Das Verbreitungsgebiet

Aus dem Partykeller in die Ausstellung

Der Name Otto Kirschneit wird nicht vielen Dülmenern ein Begriff sein. Dabei zählte dieser zu den produktivsten Malern der Tiberstadt. Einige seiner Werke sind ab Freitag (1. März) in der Artothek Münsterland zu sehen.

Freuen sich auf die Vernissage (v.l.): Alfons Kirschneit, Rüdiger G. Behrens und Udo Schotten (beide Artothek)

Dass dem so ist, ist gleich mehreren Zufällen zu verdanken. So hing im Keller der Mutter von Rüdiger G. Behrens (Geschäftsführer der Artothek) ein Bild „Mönch mit Rettich“. Dieses Bild hatte die Mutter in den 70er Jahren von einem Verehrer geschenkt bekommen. Aus der Liaison wurde nichts, aber der Mönch durfte bleiben.

Rüdiger G. Behrens wollte mit dem klassischen Öl-Bild eine weitere Stilrichtung in das Sortiment der Artothek aufnehmen. Eine Schulklasse besuchte die Artothek und ein Mädchen erkannte in dem „Mönch mit Rettich“ ein Bild ihres Opas Otto Kirschneit.

„Über Facebook habe ich dann Kontakt zu dessen Sohn Alfons Kirschneit aufgenommen“; erinnert sich Behrens. Schnell wurde der Entschluss gefasst, Werke des Dülmeners in der Artothek auszustellen.

„Ich kenne ihn nur malend“, so Alfons Kirschneit. Immer hätten ein oder zwei Bilder darauf gewartet, vollendet zu werden. Häufig waren es Auftragsarbeiten, aber nicht nur. „Häufig kamen Bekannte mit Postkarten und wollten das Motiv in Öl gemalt haben“, blickt er zurück. Da viele der Bilder verschenkt wurden, sind die Werke Otto Kirschneits wohl in ganz Deutschland verteilt. Manchmal, schmunzelt Alfons Kirschneit, sei seine Schwester mit einem Bild unter dem Arm in den Zug gestiegen, um dieses in Dortmund an die Verwandtschaft zu übergeben.

Ob als Auftragsarbeit, als Flucht vor Erinnerungen an den zweiten Weltkrieg, den Otto Kirschneit als Soldat und in Gefangenschaft erlebt hat, oder als Ventil zum Entspannen – die Bilder zeigen neben klassischer Kunst in Öl eine Bandbreite an Stilrichtungen. „Er hat mit sehr viel experimentiert“, erinnert sich der Sohn.

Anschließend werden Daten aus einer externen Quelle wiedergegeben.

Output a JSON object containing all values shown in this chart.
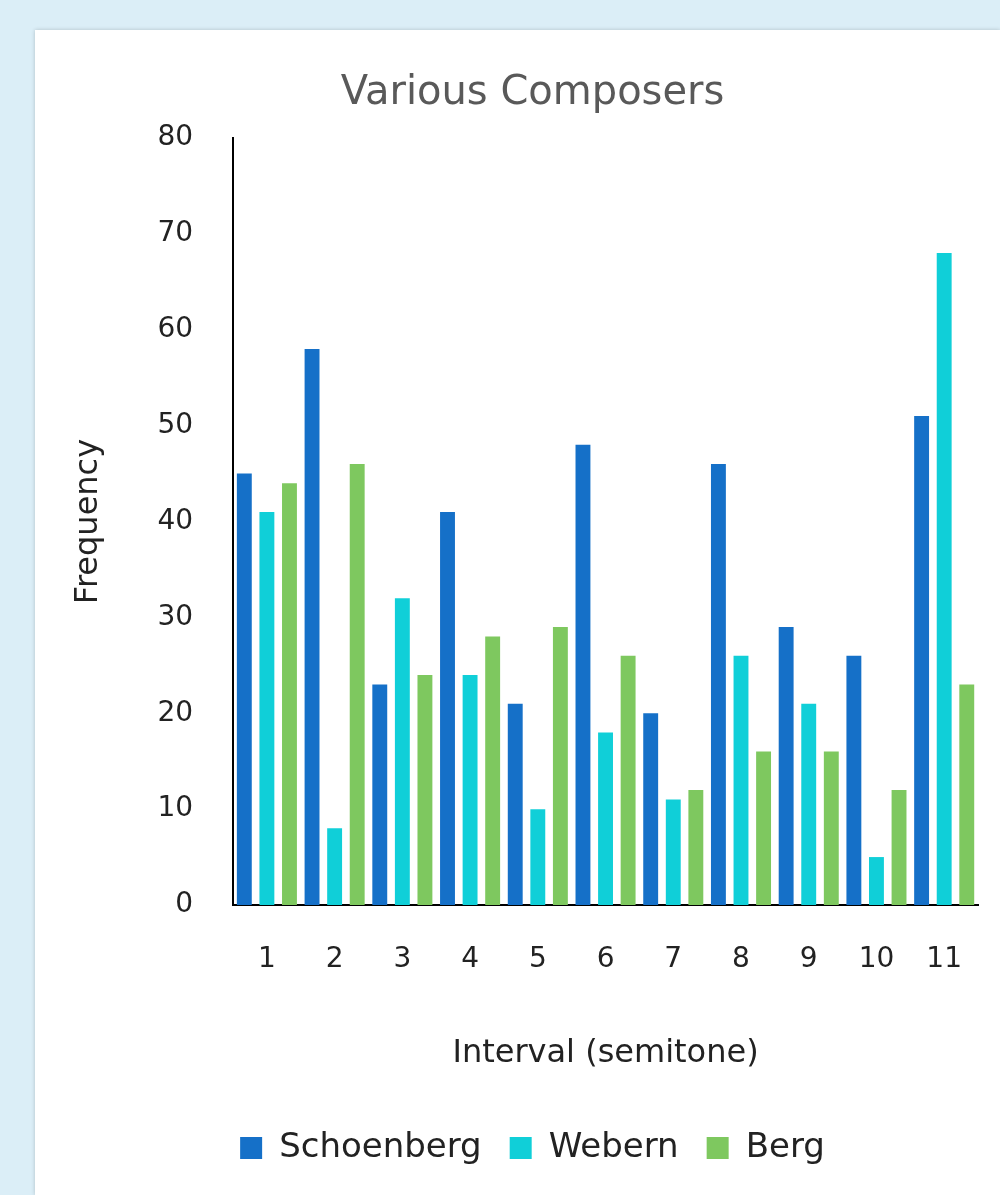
{
  "chart_data": {
    "type": "bar",
    "title": "Various Composers",
    "xlabel": "Interval (semitone)",
    "ylabel": "Frequency",
    "categories": [
      "1",
      "2",
      "3",
      "4",
      "5",
      "6",
      "7",
      "8",
      "9",
      "10",
      "11"
    ],
    "series": [
      {
        "name": "Schoenberg",
        "color": "#1570c8",
        "values": [
          45,
          58,
          23,
          41,
          21,
          48,
          20,
          46,
          29,
          26,
          51
        ]
      },
      {
        "name": "Webern",
        "color": "#10cfd8",
        "values": [
          41,
          8,
          32,
          24,
          10,
          18,
          11,
          26,
          21,
          5,
          68
        ]
      },
      {
        "name": "Berg",
        "color": "#7ec85f",
        "values": [
          44,
          46,
          24,
          28,
          29,
          26,
          12,
          16,
          16,
          12,
          23
        ]
      }
    ],
    "ylim": [
      0,
      80
    ],
    "yticks": [
      0,
      10,
      20,
      30,
      40,
      50,
      60,
      70,
      80
    ],
    "grid": false,
    "legend": "bottom"
  }
}
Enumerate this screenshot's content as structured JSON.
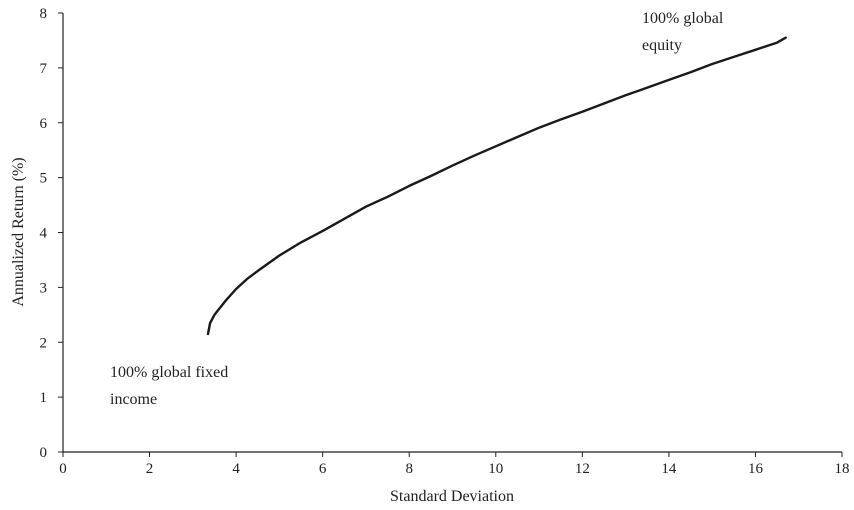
{
  "chart_data": {
    "type": "line",
    "title": "",
    "xlabel": "Standard Deviation",
    "ylabel": "Annualized Return (%)",
    "xlim": [
      0,
      18
    ],
    "ylim": [
      0,
      8
    ],
    "x_ticks": [
      "0",
      "2",
      "4",
      "6",
      "8",
      "10",
      "12",
      "14",
      "16",
      "18"
    ],
    "y_ticks": [
      "0",
      "1",
      "2",
      "3",
      "4",
      "5",
      "6",
      "7",
      "8"
    ],
    "grid": false,
    "series": [
      {
        "x": [
          3.35,
          3.4,
          3.5,
          3.75,
          4.0,
          4.25,
          4.5,
          5.0,
          5.5,
          6.0,
          6.5,
          7.0,
          7.5,
          8.0,
          8.5,
          9.0,
          9.5,
          10.0,
          10.5,
          11.0,
          11.5,
          12.0,
          12.5,
          13.0,
          13.5,
          14.0,
          14.5,
          15.0,
          15.5,
          16.0,
          16.5,
          16.7
        ],
        "y": [
          2.15,
          2.35,
          2.5,
          2.75,
          2.97,
          3.15,
          3.3,
          3.58,
          3.82,
          4.03,
          4.25,
          4.47,
          4.65,
          4.85,
          5.03,
          5.22,
          5.4,
          5.57,
          5.74,
          5.91,
          6.06,
          6.2,
          6.35,
          6.5,
          6.64,
          6.78,
          6.92,
          7.07,
          7.2,
          7.33,
          7.46,
          7.55
        ]
      }
    ],
    "annotations": {
      "equity_line1": "100% global",
      "equity_line2": "equity",
      "fixed_line1": "100% global fixed",
      "fixed_line2": "income"
    }
  }
}
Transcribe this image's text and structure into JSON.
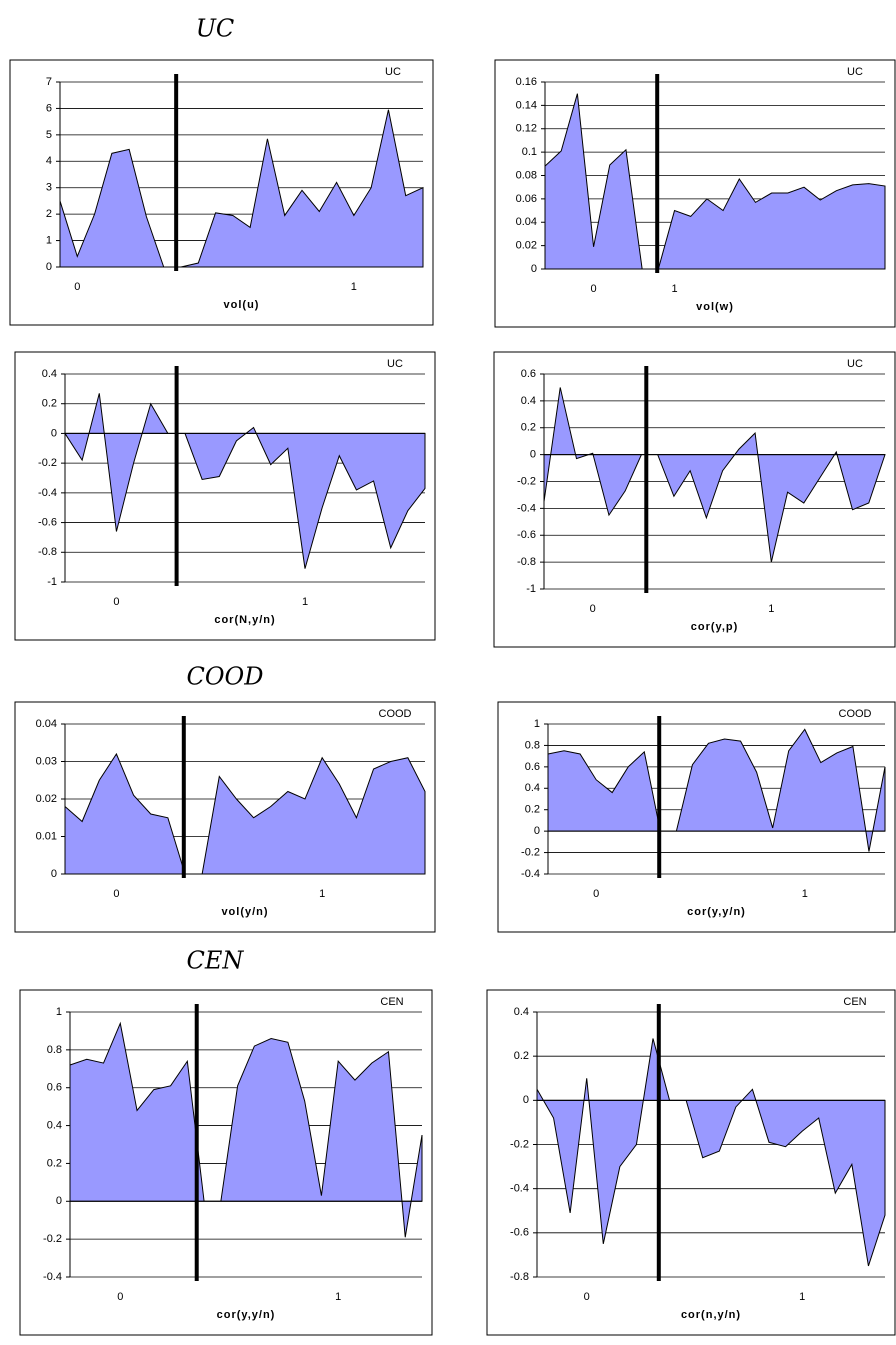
{
  "headings": [
    "UC",
    "COOD",
    "CEN"
  ],
  "chart_data": [
    {
      "type": "area",
      "label": "UC",
      "xlabel": "vol(u)",
      "color": "#9999ff",
      "grid": true,
      "categories": [
        null,
        "0",
        null,
        null,
        null,
        null,
        null,
        null,
        null,
        null,
        null,
        null,
        null,
        null,
        null,
        null,
        null,
        "1",
        null,
        null,
        null,
        null
      ],
      "values": [
        2.5,
        0.4,
        2.0,
        4.3,
        4.45,
        1.9,
        0,
        0,
        0.15,
        2.05,
        1.95,
        1.5,
        4.85,
        1.95,
        2.9,
        2.1,
        3.2,
        1.95,
        3.0,
        5.95,
        2.7,
        3.0
      ],
      "ylim": [
        0,
        7
      ],
      "yticks": [
        0,
        1,
        2,
        3,
        4,
        5,
        6,
        7
      ]
    },
    {
      "type": "area",
      "label": "UC",
      "xlabel": "vol(w)",
      "color": "#9999ff",
      "grid": true,
      "categories": [
        null,
        null,
        null,
        "0",
        null,
        null,
        null,
        null,
        "1",
        null,
        null,
        null,
        null,
        null,
        null,
        null,
        null,
        null,
        null,
        null,
        null,
        null
      ],
      "values": [
        0.088,
        0.101,
        0.15,
        0.019,
        0.089,
        0.102,
        0,
        0,
        0.05,
        0.045,
        0.06,
        0.05,
        0.077,
        0.057,
        0.065,
        0.065,
        0.07,
        0.059,
        0.067,
        0.072,
        0.073,
        0.071
      ],
      "ylim": [
        0,
        0.16
      ],
      "yticks": [
        0,
        0.02,
        0.04,
        0.06,
        0.08,
        0.1,
        0.12,
        0.14,
        0.16
      ]
    },
    {
      "type": "area",
      "label": "UC",
      "xlabel": "cor(N,y/n)",
      "color": "#9999ff",
      "grid": true,
      "categories": [
        null,
        null,
        null,
        "0",
        null,
        null,
        null,
        null,
        null,
        null,
        null,
        null,
        null,
        null,
        "1",
        null,
        null,
        null,
        null,
        null,
        null,
        null
      ],
      "values": [
        0,
        -0.18,
        0.27,
        -0.66,
        -0.2,
        0.2,
        0,
        0,
        -0.31,
        -0.29,
        -0.05,
        0.04,
        -0.21,
        -0.1,
        -0.91,
        -0.5,
        -0.15,
        -0.38,
        -0.32,
        -0.77,
        -0.52,
        -0.37
      ],
      "ylim": [
        -1,
        0.4
      ],
      "yticks": [
        -1,
        -0.8,
        -0.6,
        -0.4,
        -0.2,
        0,
        0.2,
        0.4
      ]
    },
    {
      "type": "area",
      "label": "UC",
      "xlabel": "cor(y,p)",
      "color": "#9999ff",
      "grid": true,
      "categories": [
        null,
        null,
        null,
        "0",
        null,
        null,
        null,
        null,
        null,
        null,
        null,
        null,
        null,
        null,
        "1",
        null,
        null,
        null,
        null,
        null,
        null,
        null
      ],
      "values": [
        -0.35,
        0.5,
        -0.03,
        0.01,
        -0.45,
        -0.27,
        0,
        0,
        -0.31,
        -0.12,
        -0.47,
        -0.12,
        0.04,
        0.16,
        -0.8,
        -0.28,
        -0.36,
        -0.17,
        0.02,
        -0.41,
        -0.36,
        0
      ],
      "ylim": [
        -1,
        0.6
      ],
      "yticks": [
        -1,
        -0.8,
        -0.6,
        -0.4,
        -0.2,
        0,
        0.2,
        0.4,
        0.6
      ]
    },
    {
      "type": "area",
      "label": "COOD",
      "xlabel": "vol(y/n)",
      "color": "#9999ff",
      "grid": true,
      "categories": [
        null,
        null,
        null,
        "0",
        null,
        null,
        null,
        null,
        null,
        null,
        null,
        null,
        null,
        null,
        null,
        "1",
        null,
        null,
        null,
        null,
        null,
        null
      ],
      "values": [
        0.018,
        0.014,
        0.025,
        0.032,
        0.021,
        0.016,
        0.015,
        0,
        0,
        0.026,
        0.02,
        0.015,
        0.018,
        0.022,
        0.02,
        0.031,
        0.024,
        0.015,
        0.028,
        0.03,
        0.031,
        0.022
      ],
      "ylim": [
        0,
        0.04
      ],
      "yticks": [
        0,
        0.01,
        0.02,
        0.03,
        0.04
      ]
    },
    {
      "type": "area",
      "label": "COOD",
      "xlabel": "cor(y,y/n)",
      "color": "#9999ff",
      "grid": true,
      "categories": [
        null,
        null,
        null,
        "0",
        null,
        null,
        null,
        null,
        null,
        null,
        null,
        null,
        null,
        null,
        null,
        null,
        "1",
        null,
        null,
        null,
        null,
        null
      ],
      "values": [
        0.72,
        0.75,
        0.72,
        0.48,
        0.36,
        0.6,
        0.74,
        0,
        0,
        0.62,
        0.82,
        0.86,
        0.84,
        0.55,
        0.03,
        0.75,
        0.95,
        0.64,
        0.73,
        0.79,
        -0.19,
        0.6
      ],
      "ylim": [
        -0.4,
        1
      ],
      "yticks": [
        -0.4,
        -0.2,
        0,
        0.2,
        0.4,
        0.6,
        0.8,
        1
      ]
    },
    {
      "type": "area",
      "label": "CEN",
      "xlabel": "cor(y,y/n)",
      "color": "#9999ff",
      "grid": true,
      "categories": [
        null,
        null,
        null,
        "0",
        null,
        null,
        null,
        null,
        null,
        null,
        null,
        null,
        null,
        null,
        null,
        null,
        "1",
        null,
        null,
        null,
        null,
        null
      ],
      "values": [
        0.72,
        0.75,
        0.73,
        0.94,
        0.48,
        0.59,
        0.61,
        0.74,
        0,
        0,
        0.61,
        0.82,
        0.86,
        0.84,
        0.53,
        0.03,
        0.74,
        0.64,
        0.73,
        0.79,
        -0.19,
        0.35
      ],
      "ylim": [
        -0.4,
        1
      ],
      "yticks": [
        -0.4,
        -0.2,
        0,
        0.2,
        0.4,
        0.6,
        0.8,
        1
      ]
    },
    {
      "type": "area",
      "label": "CEN",
      "xlabel": "cor(n,y/n)",
      "color": "#9999ff",
      "grid": true,
      "categories": [
        null,
        null,
        null,
        "0",
        null,
        null,
        null,
        null,
        null,
        null,
        null,
        null,
        null,
        null,
        null,
        null,
        "1",
        null,
        null,
        null,
        null,
        null
      ],
      "values": [
        0.05,
        -0.08,
        -0.51,
        0.1,
        -0.65,
        -0.3,
        -0.2,
        0.28,
        0,
        0,
        -0.26,
        -0.23,
        -0.03,
        0.05,
        -0.19,
        -0.21,
        -0.14,
        -0.08,
        -0.42,
        -0.29,
        -0.75,
        -0.52
      ],
      "ylim": [
        -0.8,
        0.4
      ],
      "yticks": [
        -0.8,
        -0.6,
        -0.4,
        -0.2,
        0,
        0.2,
        0.4
      ]
    }
  ]
}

Dass ein solch zeitintensives Hobby in der Nachkriegszeit keine Selbstverständlichkeit war, weiß Alfons Kirschneit sehr wohl. „Wir waren eine achtköpfige Familie, es war einfach bewundernswert, dass meine Mutter ihm die Zeit dafür gegeben hat“, betont Alfongs Kirschneit. Viele Erinnerungen sind mit der Malerei verknüpft, so habe der Vater am Samstagmorgen immer schon an seinem Platz vor dem Fenster gestanden und an einem Bild gearbeitet.

Einige Werke wie das Porträt von Kardinal Graf von Galen oder Schwester Maria Euthymia waren an öffentlichen Orten zu finden, die allermeisten kamen allerdings in Privathaushalte. So hofft Rüdiger G. Behrens denn auch, dass sich der Grundstock von 17 Bildern bei der Ausstellungseröffnung am kommenden Freitag um 18 Uhr noch spontan vergrößert. „Schön wäre es, wenn jeder noch einmal auf seinem Dachboden nachschaut, ob dort noch ein Kirschneit liegt und diesen einfach mitbringt“, ruft er alle Dülmener auf.